Bon, ensuite, une fois qu'on a dit ça, il y a des premiers tarifs qui ont été mis, lato sensu, pas que sur les Européens, sur l'aluminium et l'acier. S'ils sont confirmés, les Européens répondront. Et donc, il y aura des tarifs réciproques, parce qu'il faut qu'on se protège et qu'on se défende. Et si, début avril, comme cela a été annoncé, des tarifs étaient mis sur les produits européens, à cette hauteur-là, les Européens auront à répondre, parce que nous n'avons pas à répondre…nous n'avons pas, en quelque sorte, à être faibles face à ces mesures. Et donc ce qu'il faut réussir à faire dans les prochaines semaines, c'est convaincre que ce n'est pas une bonne décision de manière générale pour nos intérêts géopolitiques partagés entre les États-Unis d'Amérique et les Européens, et que ce serait mauvais pour tout le monde. Mais si ça advenait, alors nous devrons répondre et nous l'assumerons. Plus largement, je me garderai d'avoir les grandes formules, je pense qu'il y a une incertitude.
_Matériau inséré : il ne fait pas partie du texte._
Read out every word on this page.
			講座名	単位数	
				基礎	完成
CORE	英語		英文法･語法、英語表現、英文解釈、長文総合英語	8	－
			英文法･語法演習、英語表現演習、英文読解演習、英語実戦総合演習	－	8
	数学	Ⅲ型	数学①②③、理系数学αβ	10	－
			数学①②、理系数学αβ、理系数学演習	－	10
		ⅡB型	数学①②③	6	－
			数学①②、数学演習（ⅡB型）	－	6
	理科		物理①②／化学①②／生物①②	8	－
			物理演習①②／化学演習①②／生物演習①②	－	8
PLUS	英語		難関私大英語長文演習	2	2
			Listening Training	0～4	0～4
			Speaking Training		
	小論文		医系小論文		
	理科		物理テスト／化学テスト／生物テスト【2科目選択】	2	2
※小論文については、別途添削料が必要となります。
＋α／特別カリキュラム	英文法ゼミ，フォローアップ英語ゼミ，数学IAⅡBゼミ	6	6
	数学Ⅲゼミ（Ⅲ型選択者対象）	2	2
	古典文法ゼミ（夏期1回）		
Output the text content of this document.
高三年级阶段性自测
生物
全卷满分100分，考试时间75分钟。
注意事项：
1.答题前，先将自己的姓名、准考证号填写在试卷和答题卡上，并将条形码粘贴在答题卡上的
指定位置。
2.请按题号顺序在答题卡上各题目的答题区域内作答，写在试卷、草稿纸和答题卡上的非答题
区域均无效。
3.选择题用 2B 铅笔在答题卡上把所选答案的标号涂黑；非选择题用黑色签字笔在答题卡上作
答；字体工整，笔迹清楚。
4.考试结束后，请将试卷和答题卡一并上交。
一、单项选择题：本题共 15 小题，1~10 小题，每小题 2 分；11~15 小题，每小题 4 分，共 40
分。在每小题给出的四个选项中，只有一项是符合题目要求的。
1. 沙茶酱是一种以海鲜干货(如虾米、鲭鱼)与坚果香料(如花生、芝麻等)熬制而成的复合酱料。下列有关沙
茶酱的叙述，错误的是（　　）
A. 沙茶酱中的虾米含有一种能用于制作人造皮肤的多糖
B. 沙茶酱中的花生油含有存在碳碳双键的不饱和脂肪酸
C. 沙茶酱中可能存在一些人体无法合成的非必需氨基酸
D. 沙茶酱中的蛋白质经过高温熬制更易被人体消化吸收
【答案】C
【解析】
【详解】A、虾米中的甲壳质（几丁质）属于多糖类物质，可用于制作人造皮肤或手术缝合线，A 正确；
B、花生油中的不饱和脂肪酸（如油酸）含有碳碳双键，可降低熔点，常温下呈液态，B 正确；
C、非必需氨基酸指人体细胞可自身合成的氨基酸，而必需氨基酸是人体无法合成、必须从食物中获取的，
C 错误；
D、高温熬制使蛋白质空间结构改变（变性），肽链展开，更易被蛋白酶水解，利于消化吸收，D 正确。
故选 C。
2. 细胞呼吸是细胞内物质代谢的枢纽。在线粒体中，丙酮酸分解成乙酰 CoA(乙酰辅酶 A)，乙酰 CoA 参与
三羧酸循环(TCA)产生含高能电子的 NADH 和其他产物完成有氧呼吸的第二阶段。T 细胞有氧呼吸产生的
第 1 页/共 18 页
Mais j'ai plusieurs fois dit, et ça n'a pas commencé il y a quelques semaines, il y a beaucoup de naïveté ou de réveil tardif chez beaucoup de gens qui s'expriment si durement, mais les Européens laissés seuls en Syrie, le retrait unilatéral de l'Afghanistan, toutes les décisions des 10, 15 dernières années, c'était déjà le fait que l'Europe n'était plus au cœur de la pensée géostratégique et géopolitique américaine. Je crois qu'il faut être lucide là-dessus. Et je le plaide depuis plusieurs années. C'est pour ça que vous m'entendez depuis 7 ans parler de souveraineté européenne et d'autonomie stratégique européenne. Beaucoup de collègues s'y sont remis et nous ont rejoints, en particulier après le début de 2022. Mais il y avait toujours cet espoir qu'au fond... Il y a toujours cet espoir : « ça passera ». C'est stratégique, c'est profond, c'est bipartisan.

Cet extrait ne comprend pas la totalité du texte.